What Are the Determinants for A Loan Approval?
Loans have been a long-standing way of getting large amounts of money for a specific purpose. Regardless of how well you are doing there is a time when obtaining a loan is necessary. It can be for different purposes such as or education, to buy and build a land or house, medical purposes and even to go abroad.
However, while getting a loan can be the answer to your immediate need it comes with a lot of responsibility as paying it back can become a daunting task. Before your loan is approved there is a criterion that the bank will need to ensure you fill. A set of determinants that tell the bank that your need for a loan is worthy and paying it back will not be an issue. Here are some of the determinants.
Your credit scores
The value of a credit score is much tougher in certain countries than in others, however wherever you are borrowing from your credit score is vital. What exactly is a credit score though? If you have credit cards, bank accounts in various banks and have always been prompt in your payments this shows that you are a reliable person to the bank. Meaning that the bank will be sure you are able to pay back your loan within the given time frame.
Your marital and employment status
Just like mentioned above your reliability is not only dependent on your credit score but also on your age, marital and employment status. If you are younger sometimes the chances of your loan being approved are low, in this case your reason for the loan along with adequate documentation to prove that you are eligible will need to be shown.
On the other hand, your employment status can be a huge justification too. Unemployed people or those who are not earning within a certain criterion will need to show additional documentation and even other forms of confirmation to ensure you are reliable. However, if you have Centrelink benefits then you are eligible for Centrelink loans. This too will have a criterion but are easier to obtain than others.

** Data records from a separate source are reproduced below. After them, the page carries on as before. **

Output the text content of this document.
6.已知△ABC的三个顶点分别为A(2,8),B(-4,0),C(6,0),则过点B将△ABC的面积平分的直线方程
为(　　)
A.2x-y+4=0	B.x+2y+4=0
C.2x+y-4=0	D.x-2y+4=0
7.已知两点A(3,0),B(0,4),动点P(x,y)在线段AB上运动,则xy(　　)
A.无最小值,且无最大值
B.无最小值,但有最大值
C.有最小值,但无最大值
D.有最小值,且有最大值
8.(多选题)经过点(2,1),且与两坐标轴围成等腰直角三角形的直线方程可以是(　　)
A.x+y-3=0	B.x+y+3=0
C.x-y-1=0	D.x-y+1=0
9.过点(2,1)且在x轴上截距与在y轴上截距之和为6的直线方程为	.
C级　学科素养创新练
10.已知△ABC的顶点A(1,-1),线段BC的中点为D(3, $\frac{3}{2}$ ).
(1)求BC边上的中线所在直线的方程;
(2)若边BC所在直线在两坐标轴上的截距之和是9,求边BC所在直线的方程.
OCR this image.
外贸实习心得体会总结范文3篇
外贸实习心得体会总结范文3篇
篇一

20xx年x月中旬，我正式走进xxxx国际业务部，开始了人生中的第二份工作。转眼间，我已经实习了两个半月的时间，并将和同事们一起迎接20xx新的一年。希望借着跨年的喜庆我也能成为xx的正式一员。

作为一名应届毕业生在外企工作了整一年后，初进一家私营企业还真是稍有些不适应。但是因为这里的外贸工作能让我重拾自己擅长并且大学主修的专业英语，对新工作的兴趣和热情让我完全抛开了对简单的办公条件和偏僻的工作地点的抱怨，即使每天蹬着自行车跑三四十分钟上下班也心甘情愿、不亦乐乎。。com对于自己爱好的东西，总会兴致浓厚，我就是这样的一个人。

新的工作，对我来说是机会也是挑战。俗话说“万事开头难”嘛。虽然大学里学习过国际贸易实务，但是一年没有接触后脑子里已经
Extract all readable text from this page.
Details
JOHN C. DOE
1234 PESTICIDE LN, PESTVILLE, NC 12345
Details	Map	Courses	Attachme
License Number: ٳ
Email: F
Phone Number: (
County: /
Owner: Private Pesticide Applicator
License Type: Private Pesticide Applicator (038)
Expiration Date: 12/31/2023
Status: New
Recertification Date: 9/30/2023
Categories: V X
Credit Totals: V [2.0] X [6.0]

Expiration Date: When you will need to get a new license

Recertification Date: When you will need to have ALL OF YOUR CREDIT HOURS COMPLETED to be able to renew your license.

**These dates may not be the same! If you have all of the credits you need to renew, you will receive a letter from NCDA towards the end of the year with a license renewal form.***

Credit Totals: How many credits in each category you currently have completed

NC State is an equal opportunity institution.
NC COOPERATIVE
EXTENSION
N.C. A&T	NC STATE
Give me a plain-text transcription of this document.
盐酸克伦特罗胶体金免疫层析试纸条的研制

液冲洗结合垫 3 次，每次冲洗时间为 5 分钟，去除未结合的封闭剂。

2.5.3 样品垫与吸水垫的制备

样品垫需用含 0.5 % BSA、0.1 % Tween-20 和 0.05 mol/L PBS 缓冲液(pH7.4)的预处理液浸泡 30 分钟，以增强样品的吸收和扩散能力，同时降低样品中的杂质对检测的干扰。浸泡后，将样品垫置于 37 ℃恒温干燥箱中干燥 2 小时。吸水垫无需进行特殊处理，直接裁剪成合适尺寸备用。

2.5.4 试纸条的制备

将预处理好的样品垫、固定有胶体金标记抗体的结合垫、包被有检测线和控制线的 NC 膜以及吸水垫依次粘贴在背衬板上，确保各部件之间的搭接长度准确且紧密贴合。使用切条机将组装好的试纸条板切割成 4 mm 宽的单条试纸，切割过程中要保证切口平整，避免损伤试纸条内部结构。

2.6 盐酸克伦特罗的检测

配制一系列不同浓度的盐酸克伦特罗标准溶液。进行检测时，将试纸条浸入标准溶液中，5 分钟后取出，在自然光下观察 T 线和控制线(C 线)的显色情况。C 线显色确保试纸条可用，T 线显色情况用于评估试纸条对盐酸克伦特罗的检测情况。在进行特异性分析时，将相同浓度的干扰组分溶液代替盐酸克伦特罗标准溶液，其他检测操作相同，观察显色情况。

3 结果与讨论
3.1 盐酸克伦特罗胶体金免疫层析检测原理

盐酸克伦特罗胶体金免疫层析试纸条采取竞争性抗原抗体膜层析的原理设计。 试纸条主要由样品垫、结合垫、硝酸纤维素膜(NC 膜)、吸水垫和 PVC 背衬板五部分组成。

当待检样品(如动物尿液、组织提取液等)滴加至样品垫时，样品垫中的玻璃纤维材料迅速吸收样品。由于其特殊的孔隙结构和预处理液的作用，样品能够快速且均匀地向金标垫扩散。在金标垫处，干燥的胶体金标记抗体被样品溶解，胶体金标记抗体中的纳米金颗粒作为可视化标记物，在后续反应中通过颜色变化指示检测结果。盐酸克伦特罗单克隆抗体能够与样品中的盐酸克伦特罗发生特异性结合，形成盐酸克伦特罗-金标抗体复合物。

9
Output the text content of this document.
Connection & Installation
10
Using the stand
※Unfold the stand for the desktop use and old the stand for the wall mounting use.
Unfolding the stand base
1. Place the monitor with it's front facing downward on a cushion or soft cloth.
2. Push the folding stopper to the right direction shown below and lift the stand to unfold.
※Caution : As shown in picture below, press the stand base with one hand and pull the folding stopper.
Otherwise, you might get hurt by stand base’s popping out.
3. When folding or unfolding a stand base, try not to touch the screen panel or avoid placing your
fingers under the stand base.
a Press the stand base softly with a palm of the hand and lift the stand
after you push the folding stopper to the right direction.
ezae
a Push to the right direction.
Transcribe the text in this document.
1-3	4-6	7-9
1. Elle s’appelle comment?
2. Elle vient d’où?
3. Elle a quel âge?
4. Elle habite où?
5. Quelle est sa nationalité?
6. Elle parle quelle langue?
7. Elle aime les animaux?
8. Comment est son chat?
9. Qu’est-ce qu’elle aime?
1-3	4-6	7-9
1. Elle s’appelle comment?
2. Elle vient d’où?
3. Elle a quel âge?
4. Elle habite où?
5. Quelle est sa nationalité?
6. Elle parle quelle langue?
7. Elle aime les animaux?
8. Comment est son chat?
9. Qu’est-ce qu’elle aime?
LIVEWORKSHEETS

A collateral is an asset that you will have to show your bank they can have in the event you are unable to pay back your loan. This asset has to be the same of a higher value than your borrowing amount. It can be a house, vehicle or even a fixed deposit.
If you are unable to pay back your loan the bank will take ownership of the asset as a settlement. This can quite risky and therefore should be well considered beforehand. If this too does not work out the loan amount may have to be paid by the next in kin, which will have to be mentioned before the loan confirmation.
Loans are extremely useful but can be huge financial burdens when not planned for accordingly so therefore must be obtained with prior consideration.